Answer. Answer: He was a French artist famous for a series of four prints prepared in 1848 that visualised the dream of a world consisting of 'Democratic and Social Republics'. The first print of the painting shows the people of Europe and America marching towards the Statue of Liberty and paying homage to it.

How do you pronounce Degas in English? ›

How to Pronounce Edgar Degas? (CORRECTLY) - YouTube

How much is a Degas painting worth? ›

Edgar Degas's work has been offered at auction multiple times, with realized prices ranging from 4 USD to 41,610,000 USD, depending on the size and medium of the artwork.

Who painted the scream? ›

The National Museum in Oslo holds one of the world's most important collections of paintings by Edvard Munch, including such iconic works as "The Scream". These works are available for the public in The National Museum.

What is Edgar Degas most famous piece? ›

#1 The Absinthe Drinker

The most famous painting by Edgar Degas is a representation of the increasing social isolation in Paris during its stage of rapid growth. It depicts a woman staring dully with a glass of Absinthe in front of her.

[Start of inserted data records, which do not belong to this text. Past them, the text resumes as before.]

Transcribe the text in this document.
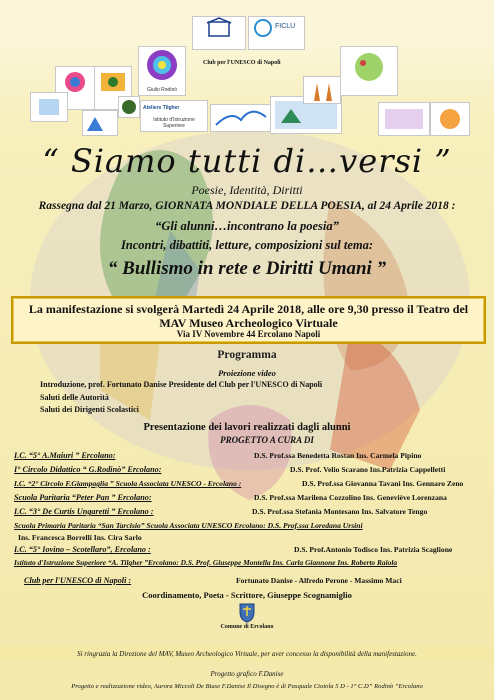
FICLU
Club per l'UNESCO di Napoli
Giulio Rodinò
Ateliers Tilgher
Istituto d'Istruzione Superiore
“ Siamo tutti di…versi ”
Poesie, Identità, Diritti
Rassegna dal 21 Marzo, GIORNATA MONDIALE DELLA POESIA, al 24 Aprile 2018 :
“Gli alunni…incontrano la poesia”
Incontri, dibattiti, letture, composizioni sul tema:
“ Bullismo in rete e Diritti Umani ”
La manifestazione si svolgerà Martedì 24 Aprile 2018, alle ore 9,30 presso il Teatro del
MAV Museo Archeologico Virtuale
Via IV Novembre 44 Ercolano Napoli
Programma
Proiezione video
Introduzione, prof. Fortunato Danise Presidente del Club per l'UNESCO di Napoli
Saluti delle Autorità
Saluti dei Dirigenti Scolastici
Presentazione dei lavori realizzati dagli alunni
PROGETTO A CURA DI
I.C. “5° A.Maiuri ” Ercolano:	D.S. Prof.ssa Benedetta Rostan Ins. Carmela Pipino
I° Circolo Didattico “ G.Rodinò” Ercolano:	D.S. Prof. Velio Scarano Ins.Patrizia Cappelletti
I.C. “2° Circolo F.Giampaglia ” Scuola Associata UNESCO - Ercolano :	D.S. Prof.ssa Giovanna Tavani Ins. Gennaro Zeno
Scuola Paritaria “Peter Pan ” Ercolano:	D.S. Prof.ssa Marilena Cozzolino Ins. Geneviève Lorenzana
I.C. “3° De Curtis Ungaretti ” Ercolano :	D.S. Prof.ssa Stefania Montesano Ins. Salvatore Tengo
Scuola Primaria Paritaria “San Tarcisio” Scuola Associata UNESCO Ercolano: D.S. Prof.ssa Loredana Ursini
Ins. Francesca Borrelli Ins. Cira Sarlo
I.C. “5° Iovino – Scotellaro”, Ercolano :	D.S. Prof.Antonio Todisco Ins. Patrizia Scaglione
Istituto d'Istruzione Superiore “A. Tilgher ”Ercolano: D.S. Prof. Giuseppe Montella Ins. Carla Giannone Ins. Roberto Raiola
Club per l'UNESCO di Napoli :	Fortunato Danise - Alfredo Perone - Massimo Maci
Coordinamento, Poeta - Scrittore, Giuseppe Scognamiglio
Comune di Ercolano
Si ringrazia la Direzione del MAV, Museo Archeologico Virtuale, per aver concesso la disponibilità della manifestazione.
Progetto grafico F.Danise
Progetto e realizzazione video, Aurora Miccoli De Biase F.Danise Il Disegno è di Pasquale Ciotola 5 D - 1° C.D” Rodinò ”Ercolano
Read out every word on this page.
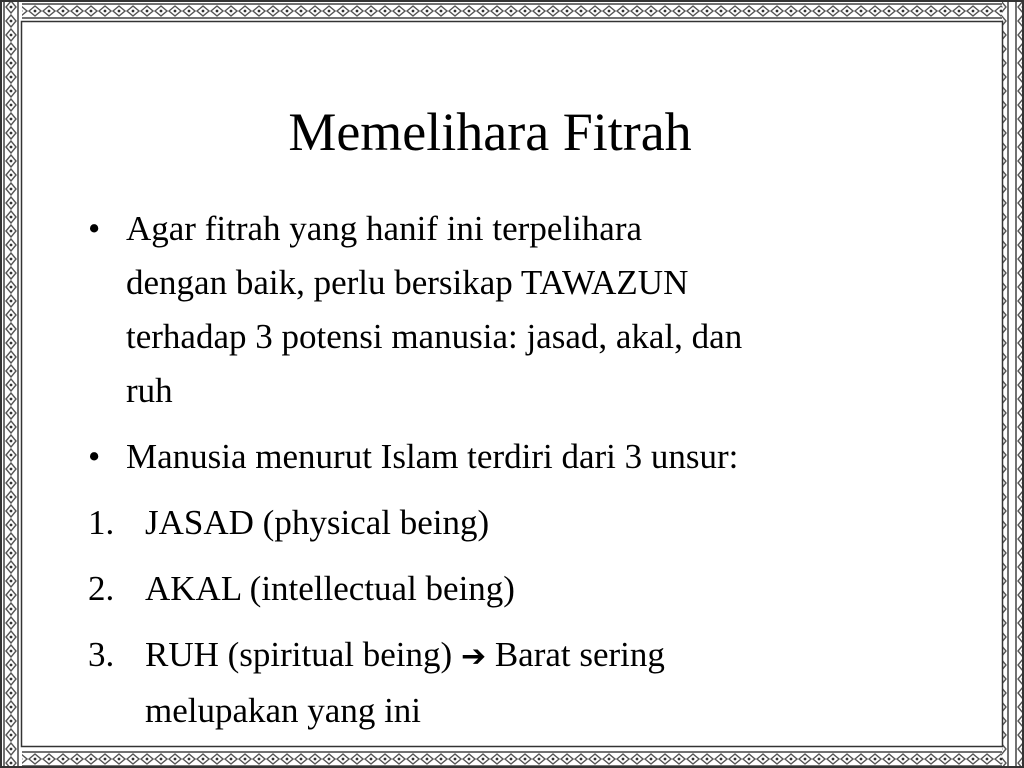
Memelihara Fitrah
• Agar fitrah yang hanif ini terpelihara
dengan baik, perlu bersikap TAWAZUN
terhadap 3 potensi manusia: jasad, akal, dan
ruh
• Manusia menurut Islam terdiri dari 3 unsur:
1. JASAD (physical being)
2. AKAL (intellectual being)
3. RUH (spiritual being) ➔ Barat sering
melupakan yang ini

What medium does Edgar Degas use? ›

Edgar Degas

Who inspired Edgar Degas? ›

Edgar Degas

Why is the principle of variety used? ›

Variety is a principle added by the Artist to create interest by using art elements like Shapes, Color or Lines, etc., by placing them at a different place, position, or angle in an Artwork. If a particular theme is the basis of the artwork adding variety to the composition may be limited.

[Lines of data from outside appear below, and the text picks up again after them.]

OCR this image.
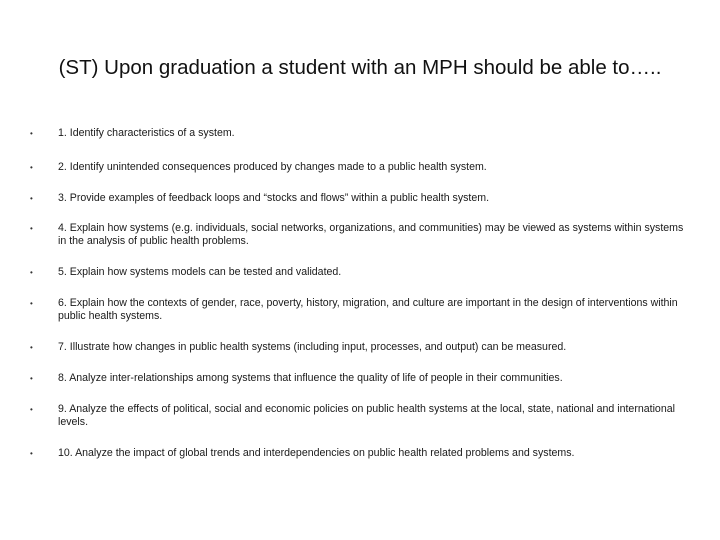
(ST) Upon graduation a student with an MPH should be able to…..
•	1. Identify characteristics of a system.
•	2. Identify unintended consequences produced by changes made to a public health system.
•	3. Provide examples of feedback loops and “stocks and flows” within a public health system.
•	4. Explain how systems (e.g. individuals, social networks, organizations, and communities) may be viewed as systems within systems in the analysis of public health problems.
•	5. Explain how systems models can be tested and validated.
•	6. Explain how the contexts of gender, race, poverty, history, migration, and culture are important in the design of interventions within public health systems.
•	7. Illustrate how changes in public health systems (including input, processes, and output) can be measured.
•	8. Analyze inter-relationships among systems that influence the quality of life of people in their communities.
•	9. Analyze the effects of political, social and economic policies on public health systems at the local, state, national and international levels.
•	10. Analyze the impact of global trends and interdependencies on public health related problems and systems.
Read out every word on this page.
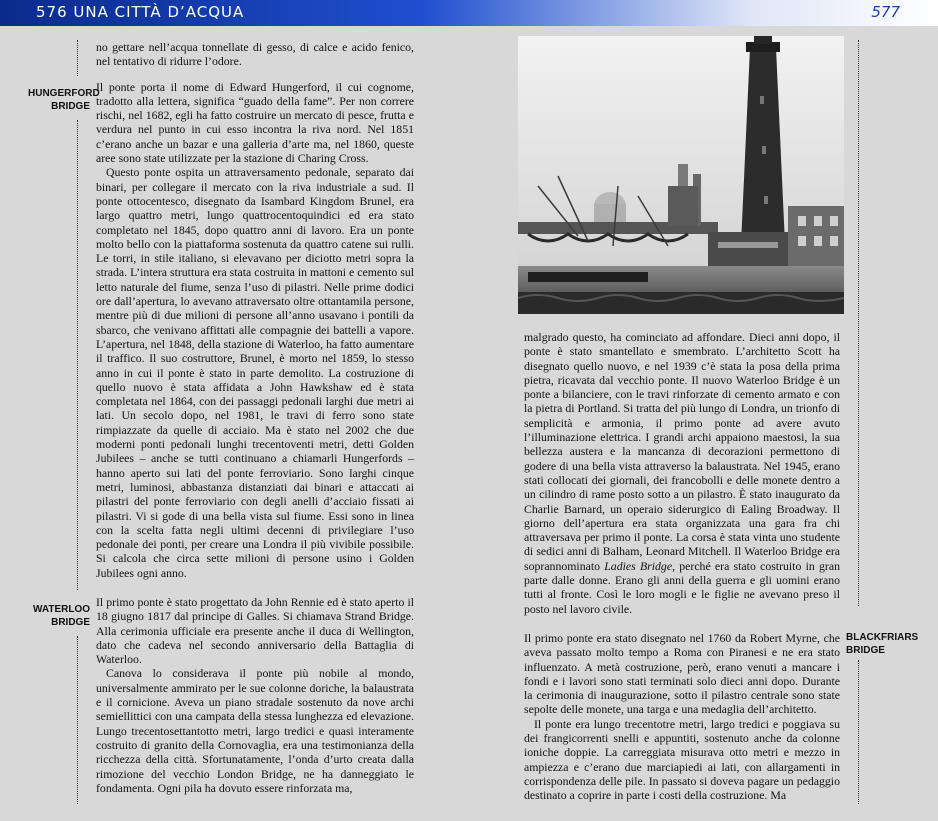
576 UNA CITTÀ D’ACQUA	577
HUNGERFORD
BRIDGE
WATERLOO
BRIDGE

no gettare nell’acqua tonnellate di gesso, di calce e acido fenico, nel tentativo di ridurre l’odore.

Il ponte porta il nome di Edward Hungerford, il cui cognome, tradotto alla lettera, significa “guado della fame”. Per non correre rischi, nel 1682, egli ha fatto costruire un mercato di pesce, frutta e verdura nel punto in cui esso incontra la riva nord. Nel 1851 c’erano anche un bazar e una galleria d’arte ma, nel 1860, queste aree sono state utilizzate per la stazione di Charing Cross.

Questo ponte ospita un attraversamento pedonale, separato dai binari, per collegare il mercato con la riva industriale a sud. Il ponte ottocentesco, disegnato da Isambard Kingdom Brunel, era largo quattro metri, lungo quattrocentoquindici ed era stato completato nel 1845, dopo quattro anni di lavoro. Era un ponte molto bello con la piattaforma sostenuta da quattro catene sui rulli. Le torri, in stile italiano, si elevavano per diciotto metri sopra la strada. L’intera struttura era stata costruita in mattoni e cemento sul letto naturale del fiume, senza l’uso di pilastri. Nelle prime dodici ore dall’apertura, lo avevano attraversato oltre ottantamila persone, mentre più di due milioni di persone all’anno usavano i pontili da sbarco, che venivano affittati alle compagnie dei battelli a vapore. L’apertura, nel 1848, della stazione di Waterloo, ha fatto aumentare il traffico. Il suo costruttore, Brunel, è morto nel 1859, lo stesso anno in cui il ponte è stato in parte demolito. La costruzione di quello nuovo è stata affidata a John Hawkshaw ed è stata completata nel 1864, con dei passaggi pedonali larghi due metri ai lati. Un secolo dopo, nel 1981, le travi di ferro sono state rimpiazzate da quelle di acciaio. Ma è stato nel 2002 che due moderni ponti pedonali lunghi trecentoventi metri, detti Golden Jubilees – anche se tutti continuano a chiamarli Hungerfords – hanno aperto sui lati del ponte ferroviario. Sono larghi cinque metri, luminosi, abbastanza distanziati dai binari e attaccati ai pilastri del ponte ferroviario con degli anelli d’acciaio fissati ai pilastri. Vi si gode di una bella vista sul fiume. Essi sono in linea con la scelta fatta negli ultimi decenni di privilegiare l’uso pedonale dei ponti, per creare una Londra il più vivibile possibile. Si calcola che circa sette milioni di persone usino i Golden Jubilees ogni anno.

Il primo ponte è stato progettato da John Rennie ed è stato aperto il 18 giugno 1817 dal principe di Galles. Si chiamava Strand Bridge. Alla cerimonia ufficiale era presente anche il duca di Wellington, dato che cadeva nel secondo anniversario della Battaglia di Waterloo.

Canova lo considerava il ponte più nobile al mondo, universalmente ammirato per le sue colonne doriche, la balaustrata e il cornicione. Aveva un piano stradale sostenuto da nove archi semiellittici con una campata della stessa lunghezza ed elevazione. Lungo trecentosettantotto metri, largo tredici e quasi interamente costruito di granito della Cornovaglia, era una testimonianza della ricchezza della città. Sfortunatamente, l’onda d’urto creata dalla rimozione del vecchio London Bridge, ne ha danneggiato le fondamenta. Ogni pila ha dovuto essere rinforzata ma,

malgrado questo, ha cominciato ad affondare. Dieci anni dopo, il ponte è stato smantellato e smembrato. L’architetto Scott ha disegnato quello nuovo, e nel 1939 c’è stata la posa della prima pietra, ricavata dal vecchio ponte. Il nuovo Waterloo Bridge è un ponte a bilanciere, con le travi rinforzate di cemento armato e con la pietra di Portland. Si tratta del più lungo di Londra, un trionfo di semplicità e armonia, il primo ponte ad avere avuto l’illuminazione elettrica. I grandi archi appaiono maestosi, la sua bellezza austera e la mancanza di decorazioni permettono di godere di una bella vista attraverso la balaustrata. Nel 1945, erano stati collocati dei giornali, dei francobolli e delle monete dentro a un cilindro di rame posto sotto a un pilastro. È stato inaugurato da Charlie Barnard, un operaio siderurgico di Ealing Broadway. Il giorno dell’apertura era stata organizzata una gara fra chi attraversava per primo il ponte. La corsa è stata vinta uno studente di sedici anni di Balham, Leonard Mitchell. Il Waterloo Bridge era soprannominato Ladies Bridge, perché era stato costruito in gran parte dalle donne. Erano gli anni della guerra e gli uomini erano tutti al fronte. Così le loro mogli e le figlie ne avevano preso il posto nel lavoro civile.

Il primo ponte era stato disegnato nel 1760 da Robert Myrne, che aveva passato molto tempo a Roma con Piranesi e ne era stato influenzato. A metà costruzione, però, erano venuti a mancare i fondi e i lavori sono stati terminati solo dieci anni dopo. Durante la cerimonia di inaugurazione, sotto il pilastro centrale sono state sepolte delle monete, una targa e una medaglia dell’architetto.

Il ponte era lungo trecentotre metri, largo tredici e poggiava su dei frangicorrenti snelli e appuntiti, sostenuto anche da colonne ioniche doppie. La carreggiata misurava otto metri e mezzo in ampiezza e c’erano due marciapiedi ai lati, con allargamenti in corrispondenza delle pile. In passato si doveva pagare un pedaggio destinato a coprire in parte i costi della costruzione. Ma

BLACKFRIARS
BRIDGE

Why did Edgar Degas use pastels? ›

The monotype established the basic compositional structure; by adding pastel, as in Dancer Onstage with a Bouquet (c. 1876), Degas enhanced the expressive qualities of the image. The pastel accentuates the way the light from the footlights illuminates the dancer's face and transforms it into a mask-like presence.

What type of pastels did Degas use? ›

Degas, one of the founders of the Impressionist movement, was a faithful customer, using Roche pastels in a famous series of ballet dancers.

What was the theme of the painting? ›

What is Theme in Art? The definition of theme in art is the message that the artist wishes to convey through the artwork. Theme is not simply the subject matter of the piece of art; rather, it is the abstract idea being portrayed by both the artist's design and the subject matter that is created.

What was the main aim of French Revolution? ›

The French Revolution was a period of major social upheaval that began in 1787 and ended in 1799. It sought to completely change the relationship between the rulers and those they governed and to redefine the nature of political power.

Who was Frederic Sorrieu Class 10 very short answer? ›

Answer: Frederic Sorrieu was a French painter and lithographer who was born in 1824. He studied at the Ecole des Beaux-Arts in Paris, and his work includes engraver, printmaker, and draughtsman. In 1848, he created a four-print series depicting his vision of a world populated by democratic and socialist republics.